I routinely cycle around the Outer Circle of The Regent's Park, just doing laps, which means that I become accustomed to the environment. On a bike you notice smells, for instance. There is a place, just before the entrance to the Zoo, which is routinely enveloped in a miasma of fish-and-chips, but then as I was passing last week I realised it now smelt of chargrilled meat, which came as a surprise, but then (on a subsequent lap) I spotted that the Zoo was hosting someone's wedding reception, so perhaps that made for different catering. Most of the time there is no real olfactory sign of the Zoo's real purpose, but just occasionally, if the wind is in the wrong direction, you do get a pungent sense of the giraffes and warthogs. Catering is more obvious.

I was cycling round on Friday lunchtime, and suddenly found unexpected congestion where the road runs down behind the London Central Mosque. A bright gold Porsche made a series of unfeasible manoeuvres before parking on the double yellow lines, a few places down from a maroon Rolls-Royce, and straight after a BMW with diplomatic plates. At the weekend everyone parks legitimately down that stretch, but on a weekday the London Business School seems to attract illegal parking, and I was pondering why they thought they could get away with it when I came upon what was clearly the rush to Friday midday prayers. It occurred to me that I've never noticed a Westminster traffic warden round that side of the Park, though you do see Camden ones quite regularly on their stretch, though to be fair, it may just be that the Camden ones are more visible, in their green overalls.

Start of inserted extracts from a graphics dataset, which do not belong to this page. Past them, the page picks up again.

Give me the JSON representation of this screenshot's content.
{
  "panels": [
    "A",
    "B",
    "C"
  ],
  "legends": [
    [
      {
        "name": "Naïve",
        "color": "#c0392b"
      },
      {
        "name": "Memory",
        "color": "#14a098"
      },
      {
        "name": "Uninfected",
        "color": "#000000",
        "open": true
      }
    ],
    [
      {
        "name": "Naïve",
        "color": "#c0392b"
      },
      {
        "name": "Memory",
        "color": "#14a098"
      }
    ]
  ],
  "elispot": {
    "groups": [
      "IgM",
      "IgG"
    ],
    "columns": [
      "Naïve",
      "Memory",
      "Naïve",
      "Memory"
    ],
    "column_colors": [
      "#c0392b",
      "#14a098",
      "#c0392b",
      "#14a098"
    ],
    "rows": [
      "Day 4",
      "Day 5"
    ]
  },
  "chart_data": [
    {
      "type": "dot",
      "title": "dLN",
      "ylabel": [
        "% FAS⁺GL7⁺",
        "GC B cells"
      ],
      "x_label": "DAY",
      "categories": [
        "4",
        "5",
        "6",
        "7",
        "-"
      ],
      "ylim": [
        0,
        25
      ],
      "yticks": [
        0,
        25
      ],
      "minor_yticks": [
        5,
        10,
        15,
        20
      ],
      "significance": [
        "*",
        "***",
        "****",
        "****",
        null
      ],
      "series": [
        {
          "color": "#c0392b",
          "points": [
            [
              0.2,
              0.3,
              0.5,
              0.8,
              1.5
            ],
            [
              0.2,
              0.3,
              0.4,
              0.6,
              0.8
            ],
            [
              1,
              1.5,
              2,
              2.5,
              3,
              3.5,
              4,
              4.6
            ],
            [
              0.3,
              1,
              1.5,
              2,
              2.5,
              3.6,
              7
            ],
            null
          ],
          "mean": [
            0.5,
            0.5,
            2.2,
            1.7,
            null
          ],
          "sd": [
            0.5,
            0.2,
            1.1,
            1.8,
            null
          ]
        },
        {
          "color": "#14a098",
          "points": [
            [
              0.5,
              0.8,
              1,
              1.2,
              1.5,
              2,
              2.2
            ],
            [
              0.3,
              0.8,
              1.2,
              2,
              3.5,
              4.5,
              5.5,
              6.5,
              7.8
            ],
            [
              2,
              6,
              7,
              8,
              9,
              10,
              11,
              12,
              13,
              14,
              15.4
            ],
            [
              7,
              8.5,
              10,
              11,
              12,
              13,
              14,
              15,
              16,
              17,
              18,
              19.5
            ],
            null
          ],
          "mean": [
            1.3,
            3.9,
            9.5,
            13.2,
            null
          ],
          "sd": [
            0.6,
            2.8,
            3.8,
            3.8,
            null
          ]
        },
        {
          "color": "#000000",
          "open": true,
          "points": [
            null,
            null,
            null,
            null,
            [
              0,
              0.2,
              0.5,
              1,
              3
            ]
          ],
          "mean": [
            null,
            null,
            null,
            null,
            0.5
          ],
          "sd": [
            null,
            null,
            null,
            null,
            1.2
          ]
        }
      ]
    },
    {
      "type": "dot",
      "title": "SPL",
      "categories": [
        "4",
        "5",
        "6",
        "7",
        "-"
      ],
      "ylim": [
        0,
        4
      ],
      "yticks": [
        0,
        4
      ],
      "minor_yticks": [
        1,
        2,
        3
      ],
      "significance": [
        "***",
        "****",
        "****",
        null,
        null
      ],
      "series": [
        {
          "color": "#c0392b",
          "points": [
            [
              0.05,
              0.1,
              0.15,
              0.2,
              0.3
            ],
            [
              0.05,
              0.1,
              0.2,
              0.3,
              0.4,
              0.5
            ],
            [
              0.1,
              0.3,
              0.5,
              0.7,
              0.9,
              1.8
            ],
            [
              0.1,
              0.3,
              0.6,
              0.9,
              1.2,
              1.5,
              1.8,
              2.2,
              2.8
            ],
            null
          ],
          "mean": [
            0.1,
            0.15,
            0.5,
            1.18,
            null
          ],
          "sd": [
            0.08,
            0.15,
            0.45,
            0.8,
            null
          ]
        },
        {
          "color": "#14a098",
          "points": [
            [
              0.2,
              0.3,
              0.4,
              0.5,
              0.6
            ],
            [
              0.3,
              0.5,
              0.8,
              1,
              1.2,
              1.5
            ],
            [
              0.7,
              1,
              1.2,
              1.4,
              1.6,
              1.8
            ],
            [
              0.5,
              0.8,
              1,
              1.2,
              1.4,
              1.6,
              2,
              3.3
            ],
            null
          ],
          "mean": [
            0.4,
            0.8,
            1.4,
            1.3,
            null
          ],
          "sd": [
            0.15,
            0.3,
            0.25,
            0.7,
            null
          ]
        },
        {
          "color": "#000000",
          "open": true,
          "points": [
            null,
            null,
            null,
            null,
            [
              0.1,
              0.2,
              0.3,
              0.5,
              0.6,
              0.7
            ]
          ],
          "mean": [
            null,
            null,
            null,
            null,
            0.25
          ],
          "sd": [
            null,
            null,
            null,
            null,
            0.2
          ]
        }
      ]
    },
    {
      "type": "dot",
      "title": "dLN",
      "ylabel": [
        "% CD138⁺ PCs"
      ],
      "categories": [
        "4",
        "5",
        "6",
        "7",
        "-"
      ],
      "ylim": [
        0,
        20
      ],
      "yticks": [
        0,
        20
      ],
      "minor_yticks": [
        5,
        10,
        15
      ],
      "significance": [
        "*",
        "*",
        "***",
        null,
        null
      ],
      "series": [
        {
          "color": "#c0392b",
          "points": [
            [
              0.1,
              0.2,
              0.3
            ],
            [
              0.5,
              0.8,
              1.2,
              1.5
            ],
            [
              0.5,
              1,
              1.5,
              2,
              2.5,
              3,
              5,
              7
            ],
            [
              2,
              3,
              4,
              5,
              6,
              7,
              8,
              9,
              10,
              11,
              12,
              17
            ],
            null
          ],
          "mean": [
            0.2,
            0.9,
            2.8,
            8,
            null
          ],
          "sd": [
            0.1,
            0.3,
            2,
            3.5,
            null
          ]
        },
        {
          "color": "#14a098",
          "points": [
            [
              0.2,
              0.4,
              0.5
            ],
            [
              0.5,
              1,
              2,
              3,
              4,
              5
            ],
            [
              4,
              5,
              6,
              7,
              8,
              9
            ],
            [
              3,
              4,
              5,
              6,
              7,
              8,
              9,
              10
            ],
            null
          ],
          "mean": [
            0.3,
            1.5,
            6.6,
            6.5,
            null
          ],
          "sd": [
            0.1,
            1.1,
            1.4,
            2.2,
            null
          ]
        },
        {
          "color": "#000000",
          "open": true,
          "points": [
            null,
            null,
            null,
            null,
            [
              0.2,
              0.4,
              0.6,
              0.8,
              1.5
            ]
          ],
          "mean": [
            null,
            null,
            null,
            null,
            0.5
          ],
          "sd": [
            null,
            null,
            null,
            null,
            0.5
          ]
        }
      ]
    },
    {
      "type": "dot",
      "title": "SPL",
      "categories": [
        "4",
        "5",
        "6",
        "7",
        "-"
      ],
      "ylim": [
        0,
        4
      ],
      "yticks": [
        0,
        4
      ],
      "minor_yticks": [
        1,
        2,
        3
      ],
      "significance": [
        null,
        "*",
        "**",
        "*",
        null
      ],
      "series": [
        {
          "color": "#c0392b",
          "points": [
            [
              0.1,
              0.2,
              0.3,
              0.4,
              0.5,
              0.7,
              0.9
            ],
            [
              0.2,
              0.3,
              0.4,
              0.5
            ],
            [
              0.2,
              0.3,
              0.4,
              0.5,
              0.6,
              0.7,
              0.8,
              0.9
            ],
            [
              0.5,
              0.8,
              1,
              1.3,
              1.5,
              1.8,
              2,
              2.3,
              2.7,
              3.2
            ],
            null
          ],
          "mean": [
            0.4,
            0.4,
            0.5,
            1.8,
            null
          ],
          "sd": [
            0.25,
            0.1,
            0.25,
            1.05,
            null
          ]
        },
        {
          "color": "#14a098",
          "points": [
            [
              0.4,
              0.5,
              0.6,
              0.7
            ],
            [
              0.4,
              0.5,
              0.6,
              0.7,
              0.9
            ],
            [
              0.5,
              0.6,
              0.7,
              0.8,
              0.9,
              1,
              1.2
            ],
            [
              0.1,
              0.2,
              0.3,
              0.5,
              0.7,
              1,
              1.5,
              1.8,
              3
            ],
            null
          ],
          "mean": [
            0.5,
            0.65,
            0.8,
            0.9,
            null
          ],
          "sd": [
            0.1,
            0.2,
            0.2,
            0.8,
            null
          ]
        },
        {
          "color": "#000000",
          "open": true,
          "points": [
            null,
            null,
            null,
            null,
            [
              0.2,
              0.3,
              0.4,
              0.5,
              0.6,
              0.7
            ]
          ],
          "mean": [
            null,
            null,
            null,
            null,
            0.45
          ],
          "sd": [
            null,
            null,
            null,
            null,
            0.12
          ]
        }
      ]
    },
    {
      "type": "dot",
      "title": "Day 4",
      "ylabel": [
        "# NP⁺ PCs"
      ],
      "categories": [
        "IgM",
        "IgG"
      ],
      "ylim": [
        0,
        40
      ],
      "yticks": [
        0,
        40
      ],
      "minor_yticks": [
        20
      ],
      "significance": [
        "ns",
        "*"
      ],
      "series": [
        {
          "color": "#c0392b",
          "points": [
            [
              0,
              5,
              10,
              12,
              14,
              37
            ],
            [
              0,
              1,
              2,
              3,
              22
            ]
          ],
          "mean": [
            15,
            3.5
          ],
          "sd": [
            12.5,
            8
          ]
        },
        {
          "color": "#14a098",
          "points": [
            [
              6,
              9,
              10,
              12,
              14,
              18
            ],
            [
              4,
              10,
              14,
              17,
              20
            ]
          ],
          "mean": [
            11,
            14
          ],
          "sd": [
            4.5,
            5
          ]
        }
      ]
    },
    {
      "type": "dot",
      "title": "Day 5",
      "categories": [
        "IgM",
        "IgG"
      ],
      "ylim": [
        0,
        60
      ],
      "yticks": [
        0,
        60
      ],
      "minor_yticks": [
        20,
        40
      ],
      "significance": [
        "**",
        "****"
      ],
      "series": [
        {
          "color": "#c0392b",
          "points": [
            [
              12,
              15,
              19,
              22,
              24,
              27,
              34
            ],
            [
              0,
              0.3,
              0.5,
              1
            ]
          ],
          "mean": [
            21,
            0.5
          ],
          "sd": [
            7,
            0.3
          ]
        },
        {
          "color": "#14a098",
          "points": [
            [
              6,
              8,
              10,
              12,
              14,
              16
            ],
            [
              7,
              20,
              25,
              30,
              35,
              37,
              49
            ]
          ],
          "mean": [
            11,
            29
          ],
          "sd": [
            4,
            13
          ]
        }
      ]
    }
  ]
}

I did several circuits past a parked funeral cortege, clearly killing time before collecting mourners, parked up near the old St Katharine's precinct. Not funeral directors I knew, and presumably from far away, given how much time they sat there. I wondered where they were heading, possibly St Marylebone, but you couldn't be sure because they hadn't picked up the family yet. The first time I came round I crossed myself and prayed for the departed, but then felt a little self-conscious repeating the gesture the next time round. On the third circuit I touched the peak of my cap as well, and was preparing to take my cap off the fourth time, but they'd gone by then, which was a shame.

On Saturday afternoon, in a secondhand bookshop, a man in a morning suit said to the girl at the till, "I'm sorry, I've lost philosophy?" which somehow seemed a very Bloomsbury thing to say.

Is there any more beautiful British bird than the jay? When the scaffolding was up round my house a jay took advantage of it to get up close to poke around for insects around my window frames and cladding, and clearly net curtains worked so he couldn't see me. It was absolutely stunning, that extraordinary pinky-buff colour, and finely-chiselled head. There seems to be a pair of them nearby, so I imagine they are nesting, but I don't know where.